LAS VEGAS (AP) — Maybe Denny Hamlin can channel his fury over his $25,000 fine from NASCAR into a fast finish at the Las Vegas Motor Speedway.
Hamlin got docked for his pessimistic comments about the new Gen-6 car, and his anger over the decision overshadowed the week leading up to NASCAR's third race in an already interesting season.
While Hamlin stewed and refused to pay the fine, most drivers think Sunday is their first real chance to test their new rides on the intermediate tracks they're built to race.
The Vegas race is a bit too early in the season for gambling, however. While most teams are still brimming with optimism after the first two races of the season at Daytona and Phoenix, some drivers think it's not too early to start worrying about the overall standings.
"It's so important to get that momentum and the points base established," Clint Bowyer said. "We've already seen teams struggle the very first two races and get themselves behind."
Brad Keselowski was awarded the Vegas pole after rain scrubbed Friday's qualifying session, putting him in prime position for his first top-10 finish in Vegas.
"The way our car has been running the last two weeks, and off of what I saw in practice, I feel like we're in position to hopefully keep (first place) for a very long time in this race, and hopefully close it out," Keselowski said.

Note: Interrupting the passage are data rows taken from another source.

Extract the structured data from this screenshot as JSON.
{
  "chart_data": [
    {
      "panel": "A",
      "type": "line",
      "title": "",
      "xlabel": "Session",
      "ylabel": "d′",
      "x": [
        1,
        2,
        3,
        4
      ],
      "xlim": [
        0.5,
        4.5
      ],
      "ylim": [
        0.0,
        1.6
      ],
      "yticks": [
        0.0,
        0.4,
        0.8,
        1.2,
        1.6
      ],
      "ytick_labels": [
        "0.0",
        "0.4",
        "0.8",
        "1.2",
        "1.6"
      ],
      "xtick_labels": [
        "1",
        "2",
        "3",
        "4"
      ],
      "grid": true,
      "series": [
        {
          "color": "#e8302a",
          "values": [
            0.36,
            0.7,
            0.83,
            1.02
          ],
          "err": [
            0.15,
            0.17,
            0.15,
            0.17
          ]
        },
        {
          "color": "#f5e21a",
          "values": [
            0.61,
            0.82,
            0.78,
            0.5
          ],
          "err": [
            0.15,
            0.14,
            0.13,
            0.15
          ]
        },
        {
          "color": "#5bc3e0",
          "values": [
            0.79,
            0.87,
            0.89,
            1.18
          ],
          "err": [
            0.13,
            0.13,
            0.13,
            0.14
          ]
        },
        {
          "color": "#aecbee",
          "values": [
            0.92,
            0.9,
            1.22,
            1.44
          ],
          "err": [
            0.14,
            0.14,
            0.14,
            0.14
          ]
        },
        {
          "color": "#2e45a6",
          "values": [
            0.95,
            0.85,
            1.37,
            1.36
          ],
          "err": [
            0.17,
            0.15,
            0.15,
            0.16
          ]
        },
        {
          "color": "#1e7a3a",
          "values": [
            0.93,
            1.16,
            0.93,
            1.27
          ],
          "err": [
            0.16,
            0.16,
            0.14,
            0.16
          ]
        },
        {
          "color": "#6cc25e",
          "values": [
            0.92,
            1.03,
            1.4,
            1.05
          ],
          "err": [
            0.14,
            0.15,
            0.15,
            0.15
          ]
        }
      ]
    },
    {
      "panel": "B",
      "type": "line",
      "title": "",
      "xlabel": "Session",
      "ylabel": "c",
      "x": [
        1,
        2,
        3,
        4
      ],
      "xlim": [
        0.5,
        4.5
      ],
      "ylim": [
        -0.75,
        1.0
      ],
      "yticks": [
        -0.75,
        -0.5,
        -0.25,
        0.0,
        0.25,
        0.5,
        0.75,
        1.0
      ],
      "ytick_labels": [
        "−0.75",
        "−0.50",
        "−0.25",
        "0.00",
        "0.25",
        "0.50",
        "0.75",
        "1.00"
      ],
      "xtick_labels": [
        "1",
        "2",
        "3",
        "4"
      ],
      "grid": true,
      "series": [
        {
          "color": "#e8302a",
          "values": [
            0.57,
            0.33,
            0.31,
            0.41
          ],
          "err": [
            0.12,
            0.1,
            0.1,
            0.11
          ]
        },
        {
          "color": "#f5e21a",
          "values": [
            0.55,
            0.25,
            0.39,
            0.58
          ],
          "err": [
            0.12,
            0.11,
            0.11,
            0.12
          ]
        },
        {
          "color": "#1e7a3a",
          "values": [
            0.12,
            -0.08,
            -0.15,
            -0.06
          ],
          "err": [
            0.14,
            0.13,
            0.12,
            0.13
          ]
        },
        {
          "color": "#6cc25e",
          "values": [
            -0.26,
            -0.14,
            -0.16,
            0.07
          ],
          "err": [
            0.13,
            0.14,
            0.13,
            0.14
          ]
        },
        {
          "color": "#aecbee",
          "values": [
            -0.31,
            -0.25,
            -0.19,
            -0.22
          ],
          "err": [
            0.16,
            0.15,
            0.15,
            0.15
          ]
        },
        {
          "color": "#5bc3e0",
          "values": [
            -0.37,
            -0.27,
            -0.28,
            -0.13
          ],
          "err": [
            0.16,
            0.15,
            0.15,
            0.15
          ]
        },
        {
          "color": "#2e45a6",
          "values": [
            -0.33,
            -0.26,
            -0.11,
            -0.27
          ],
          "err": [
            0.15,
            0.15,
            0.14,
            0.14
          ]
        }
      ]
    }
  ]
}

After coming in third in Phoenix, Hamlin clearly knows what he's doing in the new car, despite his worries about the car's development. But so does Jimmie Johnson, the four-time Las Vegas champion who followed up his Daytona 500 victory with a second-place finish last week.
"One-one would be dominant," said Johnson, the only active driver averaging a top-10 finish in Vegas. "One-two is competitive."
There's no shortage of star power in Las Vegas. Defending champion Tony Stewart could use a strong effort after a slow start in the first two races, while Danica Patrick will start 37th.